The TV was on in the bar, hanging above us, blaring Spanish, the light shining through the miasma of cheap Honduran cigarettes. Antonio could only decipher some of the news, but the pictures told the story. They showed an Italian wedding, joyful yet staid, and a room full of people, each with a story, each living a different version of the events until suddenly, arrows were superimposed on the screen, pointing at three men in suits.
As one, they whipped off earpieces as if in pain.
“What happened?” I asked.
He leaned his back on the bar, looking very pleased with himself. “When you pressed your home key…”
“No bomb. Thanks for that.”
“They got their wires from the bathroom attendant. Then you put this radio signal out. A very loud, high-pitched squeak. Very loud. His little team was exposed. He looks like the ass he is.”
I must have gotten sullen. My face, which hid everything from everyone else, was pure bright-yellow signage to him. It always had been. From the minute he beat some guy on the hood of a car, he’d known what I was feeling.
He put his fingertips on my chin. “It was for your own good.”
“You didn’t want to fight for us. You were just going to leave.”
“I didn’t want you to spend your life fighting. I want life to be easy for you. I want you to be happy. If I humiliated him, and he lost the election, he’d back off troubling you. I’d be gone. You’d be happy. That’s all I ever wanted. More than wanting you for myself, I want you to have a good life.”
“If it hadn’t worked out the way it had—”
“Are you upset that we’re here, together?” I asked.
“I’m upset that you scarred your soul for me. That’s the biggest sin I live with.”
“That’s not what I asked.” I looked at my orange juice then at the specks of pulp on the side of the glass, as if they could help me divine what he was thinking.
“Theresa,” he whispered then drifted off.
“Never mind,” I said, waving it off. “It is what it is. I think I’m just tired.” I shut down. I didn’t want to talk anymore. I wanted to pretend everything was perfect. If we’d been alone together I would have taken my clothes off and tried to drown my sorrow in pain and pleasure.
But being let off the hook wasn’t going to fly with him, not for one second. He put his beer down and took my head in his hands, thumbs on my cheeks and fingers at the back of my head. “Listen to me, and listen very, very carefully. We have a difficult list of things to do, and I need you to be the woman you are, the woman who can run the world. So, I’m going to say this once. Are you listening?”
He was so intense, so close. He couldn’t lie or obfuscate from that distance. “Yes, Capo.”
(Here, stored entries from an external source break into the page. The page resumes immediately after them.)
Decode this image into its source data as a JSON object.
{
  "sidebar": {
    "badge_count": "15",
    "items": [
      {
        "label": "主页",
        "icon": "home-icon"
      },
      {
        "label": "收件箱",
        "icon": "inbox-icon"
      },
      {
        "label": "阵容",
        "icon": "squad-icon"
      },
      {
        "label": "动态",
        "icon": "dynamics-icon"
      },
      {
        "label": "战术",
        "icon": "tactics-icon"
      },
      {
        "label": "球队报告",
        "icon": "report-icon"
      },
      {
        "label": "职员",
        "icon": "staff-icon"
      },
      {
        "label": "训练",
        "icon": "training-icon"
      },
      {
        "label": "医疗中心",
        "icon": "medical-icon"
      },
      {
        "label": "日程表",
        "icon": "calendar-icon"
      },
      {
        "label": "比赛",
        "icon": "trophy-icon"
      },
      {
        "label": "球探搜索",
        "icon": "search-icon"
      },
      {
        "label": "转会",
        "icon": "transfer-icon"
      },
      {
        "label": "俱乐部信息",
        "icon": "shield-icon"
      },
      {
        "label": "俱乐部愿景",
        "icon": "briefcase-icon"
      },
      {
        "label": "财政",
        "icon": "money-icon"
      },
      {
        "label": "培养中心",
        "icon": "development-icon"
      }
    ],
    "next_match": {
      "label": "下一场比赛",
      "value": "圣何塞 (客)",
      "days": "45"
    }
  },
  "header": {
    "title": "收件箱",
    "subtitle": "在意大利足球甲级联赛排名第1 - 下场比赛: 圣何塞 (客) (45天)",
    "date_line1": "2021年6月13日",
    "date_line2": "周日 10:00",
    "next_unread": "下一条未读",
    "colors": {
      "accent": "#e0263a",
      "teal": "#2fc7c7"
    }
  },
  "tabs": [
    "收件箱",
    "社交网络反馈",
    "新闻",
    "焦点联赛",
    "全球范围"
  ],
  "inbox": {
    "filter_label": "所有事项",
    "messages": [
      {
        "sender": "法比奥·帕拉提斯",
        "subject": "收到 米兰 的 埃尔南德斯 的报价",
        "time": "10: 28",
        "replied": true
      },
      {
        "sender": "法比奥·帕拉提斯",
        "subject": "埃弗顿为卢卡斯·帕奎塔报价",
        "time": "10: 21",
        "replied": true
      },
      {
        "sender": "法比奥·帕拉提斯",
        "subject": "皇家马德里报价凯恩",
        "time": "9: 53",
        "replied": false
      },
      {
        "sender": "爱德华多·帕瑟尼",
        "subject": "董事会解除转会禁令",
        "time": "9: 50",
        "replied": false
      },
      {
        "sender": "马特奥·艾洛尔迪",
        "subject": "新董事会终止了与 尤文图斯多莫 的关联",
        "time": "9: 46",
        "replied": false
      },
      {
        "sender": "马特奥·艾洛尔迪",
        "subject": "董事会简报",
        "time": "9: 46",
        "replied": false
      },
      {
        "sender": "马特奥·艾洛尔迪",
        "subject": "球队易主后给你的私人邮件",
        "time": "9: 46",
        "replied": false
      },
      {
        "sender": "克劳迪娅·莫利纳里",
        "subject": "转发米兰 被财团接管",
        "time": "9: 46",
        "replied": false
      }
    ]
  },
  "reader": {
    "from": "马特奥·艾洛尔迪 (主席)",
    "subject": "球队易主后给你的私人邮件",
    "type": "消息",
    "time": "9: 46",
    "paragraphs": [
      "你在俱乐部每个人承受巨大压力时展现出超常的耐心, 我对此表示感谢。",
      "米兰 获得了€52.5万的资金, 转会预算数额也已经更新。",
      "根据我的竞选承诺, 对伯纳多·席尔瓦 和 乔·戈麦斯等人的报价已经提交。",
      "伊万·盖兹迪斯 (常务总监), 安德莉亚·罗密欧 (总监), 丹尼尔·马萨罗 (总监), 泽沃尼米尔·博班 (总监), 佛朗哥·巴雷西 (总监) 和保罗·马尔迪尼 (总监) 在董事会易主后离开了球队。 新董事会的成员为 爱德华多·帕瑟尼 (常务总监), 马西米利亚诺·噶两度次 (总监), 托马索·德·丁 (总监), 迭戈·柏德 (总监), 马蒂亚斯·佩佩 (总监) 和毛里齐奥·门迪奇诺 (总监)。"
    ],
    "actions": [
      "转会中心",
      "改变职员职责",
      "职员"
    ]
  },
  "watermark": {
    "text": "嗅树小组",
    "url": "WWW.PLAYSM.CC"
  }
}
“I didn’t dream of this moment. I did try to leave you, but it was for your own good. I wanted to free you. I admit I was ready to walk away. And I admit that when you shot Paulie, I decided you had to come with me to protect yourself from being accused of his murder. I had to tell myself I was protecting you. But, my Contessa, I was so happy to be forced. I felt it was a gift. I had an excuse to take you and have everything I wanted. I can’t lie to myself. Yes, I want to protect you from being hurt, but I just want you. Plain and simple.”
“Antonio, You’ve been trying to get away from me since the minute we met. If you do it again, it will be the last time. My heart can’t take it.”
He nodded, looking at the bar surface. “I didn’t dream God could make it possible for me to have you. But He made it impossible for it to happen in any other way. Do you see what that means? It means I was destined to defile you. I live with that every day. My destiny is to destroy.”
“Maybe I was destined to be destroyed.”
“Shh. Listen. I want you to have a normal, sweet life, but I can’t give you that. I will never be that man for you. Never. But here you are, with me. I am happy, and I carry the weight of my guilt for that happiness. So, don’t fool yourself; I don’t just want you, I hunger for you. My skin needs your skin against it. My mouth needs to taste your mouth. I. Am. Happy. But my soul has never been so stained.”